I had a spare mountain bike in the basement that I had used back then when the weather looked like rain, but it had been sidelined by a stripped crank.
With recent news stories about the unavailability of bikes in shops and the long waits for repairs, I decided to tinker with the bike to get it in shape – and hopefully, to get me back in shape.
I had let it sit in the basement along with Ol’ Fuj’, a road bike I bought myself for my 30th birthday in 1984 after the Swedish 10-speed bike I rode throughout college and my years as a teacher was taken from our garage when we lived in Kutztown.
I suppose I didn’t learn my lesson that first time.
Anyway, it is true that one can get anything on the internet, and it didn’t take long for me to find an exact match for the crankset on my 30-year-old mountain bike.
I also needed a crank-puller tool, again, easily found on the web.
YouTube is also a good friend for do-it-yourself bike tuneups.
Having lain fallow in the basement all those years, the bike needed some intense cleanup.
Simple Green did the trick for most of the frame and did a good job degreasing the chain, gear cogs and derailleurs.
Corrosion came off quickly with some 0000 steel wool and oil.

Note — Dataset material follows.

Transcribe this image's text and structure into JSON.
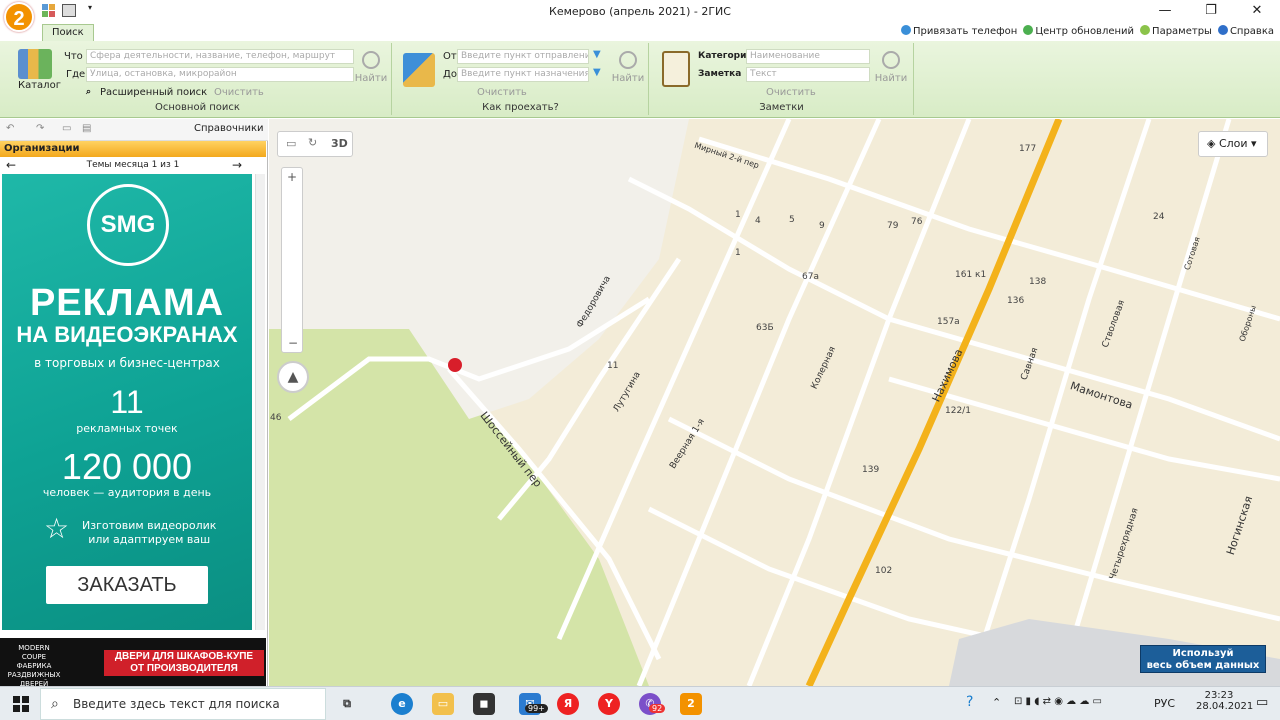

I also ordered on the web two new tires and tubes just in case but was surprised that when I inflated the tires, the tubes held and the tires hadn’t suffered from any dry rot.
I had gone to riding mountain bikes because their wide tires and more forgiving suspension worked better on the rough streets of Reading than the skinny tires on Ol’ Fuj.
Luckily, some new road projects in the city included the repaving of Constitution Boulevard in City Park, so I got Ol’ Fuj up and running to do laps in the park while waiting for my bike parts to arrive, thinking that it would get me in shape to ride the Schuylkill River Trail when I got my mountain bike together.
At my biking peak a decade ago, I had done two century rides (100 miles) and had also explored the Schuylkill River Trail from Pottstown to Blue Marsh. I had ridden the back roads through Fleetwood and Lyons up to Hunsicker’s Grove in Longswamp Township. The Oley Valley was just a skip and a jump away.
My daily routine had been a dawn ride from our home to Muhlenberg Township and its rail trail to Temple, finishing with a jaunt up Duryea Drive to the Pagoda.
I begun to have delusions of grandeur as I lapped City Park on Ol’ Fuj, and when I completed the repairs on my bike, I set off for the trail thinking Birdsboro would be a snap.
As I groaned past Gibraltar, I had the realization that I had outridden my ability to ride back.
When I finally wheezed the final uphill mile and a half back home, I did a pain roll call:
Neck – hurt;
Shoulders – hurt;
Forearms – hurt;
Wrists – hurt;
Bottom – hurt;
Knees – hurt.
Incrementalism is definitely the way to go.
After a few days’ rest, I’ve begun riding to Gibraltar with the goal of Birdsboro in a week.
I won’t be cracking off century rides as I did a decade ago but will be happy to make it to Pottstown on the trail by the end of July.
And I’m keeping my bike in sight at all times.